Install missing package
#install.packages("kgp")
Load packages
library(vcfR)
##
## ***** *** vcfR *** *****
## This is vcfR 1.13.0
## browseVignettes('vcfR') # Documentation
## citation('vcfR') # Citation
## ***** ***** ***** *****
library(kgp)
library(ggplot2)
library(ggpubr)
The package kgp3 has metadata stored in a nice format
head(kgp3)
## # A tibble: 6 × 10
## fid id pid mid sex sexf pop reg population region
## <chr> <chr> <chr> <chr> <int> <fct> <chr> <chr> <chr> <chr>
## 1 HG00096 HG00096 0 0 1 male GBR EUR British in Englan… Europe
## 2 HG00097 HG00097 0 0 2 female GBR EUR British in Englan… Europe
## 3 HG00099 HG00099 0 0 2 female GBR EUR British in Englan… Europe
## 4 HG00100 HG00100 0 0 2 female GBR EUR British in Englan… Europe
## 5 HG00101 HG00101 0 0 1 male GBR EUR British in Englan… Europe
## 6 HG00102 HG00102 0 0 2 female GBR EUR British in Englan… Europe
Download the vcf file for the lesson
vcf.file <- "1.159051856-159301856.ALL.chr1_GRCh38.genotypes.20170504.vcf.gz"
my_vcf <- vcfR::read.vcfR(vcf.file)
## Scanning file to determine attributes.
## File attributes:
## meta lines: 130
## header_line: 131
## variant count: 6877
## column count: 2513
##
Meta line 130 read in.
## All meta lines processed.
## gt matrix initialized.
## Character matrix gt created.
## Character matrix gt rows: 6877
## Character matrix gt cols: 2513
## skip: 0
## nrows: 6877
## row_num: 0
##
Processed variant 1000
Processed variant 2000
Processed variant 3000
Processed variant 4000
Processed variant 5000
Processed variant 6000
Processed variant: 6877
## All variants processed
Get population metadata into a vector
myPops <- factor(kgp3$pop)
Get the data on the SNPs from the raw vcf R object (ignore the syntax)
fixed <- data.frame(my_vcf@fix)
Best known as “Fst”.
Alternate version: “Gst”
# calculate index of genetic distance (Fixation index)
my_Gst <- genetic_diff(my_vcf,
myPops,
method = "nei")
Make a dataframe of results and add to the ID codes for SNPs
# don't worry about all of the syntax
my_df <- data.frame(SNP_i = 1:nrow(my_Gst),
Gst = my_Gst$Gst,
SNP_ID = fixed[,"ID"])
Look at the output
head(my_df)
## SNP_i Gst SNP_ID
## 1 1 0.004563135 rs199561435
## 2 2 0.010048206 rs3737523
## 3 3 0.009692324 rs189523472
## 4 4 0.015376296 rs74122246
## 5 5 0.004474110 rs145194873
## 6 6 0.004851793 rs547902942
ggpubr::gghistogram(data = my_df, x = "Gst")
## Warning: Using `bins = 30` by default.
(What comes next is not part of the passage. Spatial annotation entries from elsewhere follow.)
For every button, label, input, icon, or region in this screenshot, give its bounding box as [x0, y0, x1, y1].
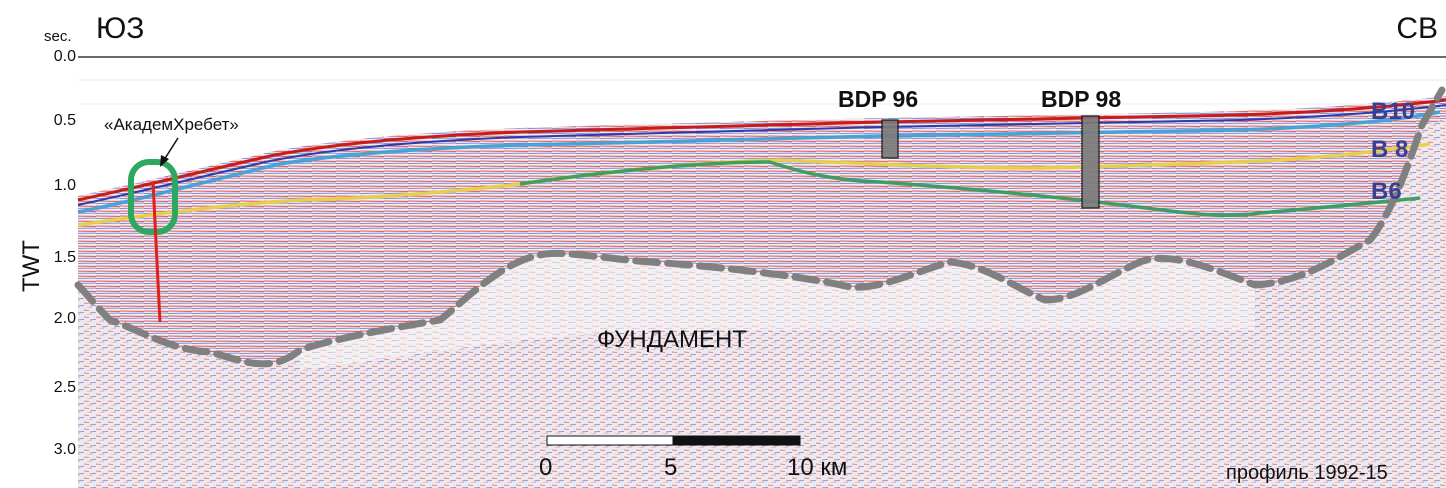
well-bdp96-label: BDP 96: [838, 86, 919, 112]
tick-label: 0.5: [53, 112, 76, 129]
basement-pale-zone: [300, 253, 1255, 370]
horizon-b8-label: B 8: [1371, 136, 1409, 163]
scale-bar-white-segment: [546, 435, 674, 446]
well-bdp98-column: [1081, 115, 1100, 209]
seafloor-reflector: [77, 98, 1446, 202]
ridge-label: «АкадемХребет»: [104, 115, 239, 134]
scale-label-0: 0: [539, 454, 553, 481]
ridge-pointer-arrow: [163, 137, 179, 161]
direction-right-label: СВ: [1396, 12, 1438, 45]
sediment-layers: [78, 96, 1446, 364]
profile-label: профиль 1992-15: [1226, 462, 1388, 484]
basement-label: ФУНДАМЕНТ: [597, 326, 747, 353]
tick-label: 3.0: [53, 441, 76, 458]
horizon-b10-line: [77, 110, 1441, 214]
tick-label: 1.0: [53, 177, 76, 194]
tick-label: 2.5: [53, 379, 76, 396]
horizon-b8-line: [77, 142, 1431, 227]
unit-label: sec.: [44, 28, 72, 45]
scale-bar-black-segment: [672, 435, 801, 446]
scale-label-5: 5: [664, 454, 678, 481]
tick-label: 1.5: [53, 249, 76, 266]
direction-left-label: ЮЗ: [96, 12, 145, 45]
tick-label: 2.0: [53, 310, 76, 327]
basement-line: [74, 86, 1446, 368]
well-bdp98-label: BDP 98: [1041, 86, 1122, 112]
horizon-b6-line: [519, 160, 1421, 218]
ridge-pointer-arrowhead: [160, 155, 169, 167]
ridge-outline: [128, 159, 178, 235]
scale-label-10: 10 км: [787, 454, 848, 481]
tick-label: 0.0: [53, 48, 76, 65]
horizon-b10-label: B10: [1371, 98, 1416, 125]
well-bdp96-column: [881, 119, 899, 159]
fault-line: [151, 181, 162, 323]
horizon-b6-label: B6: [1371, 178, 1402, 205]
seafloor-reflector-blue: [77, 104, 1446, 206]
Pick better value with the argument
## `bins`.
## Warning: Removed 26 rows containing non-finite values (stat_bin).
ggpubr::ggscatter(data = my_df,
y = "Gst",
x = "SNP_i",
color = "Gst",
main = "Manhattan Plot")
## Warning: Removed 26 rows containing missing values (geom_point).
Get SNP with maximum Gst
Gst_max <- max(my_df$Gst, na.rm = T)
Gst_max_i <- which.max(my_df$Gst)
fixed[Gst_max_i,1:4]
## CHROM POS ID REF
## 4280 1 159204893 rs2814778 T
fixed[Gst_max_i,"ID"]
## [1] "rs2814778"
The C allele primarily occurs in African populations while the T gene is more commonly found in those of European and Asian descent.
This SNP is within the DARC gene and is a key SNP in the resistance against Plasmodium vivax malaria.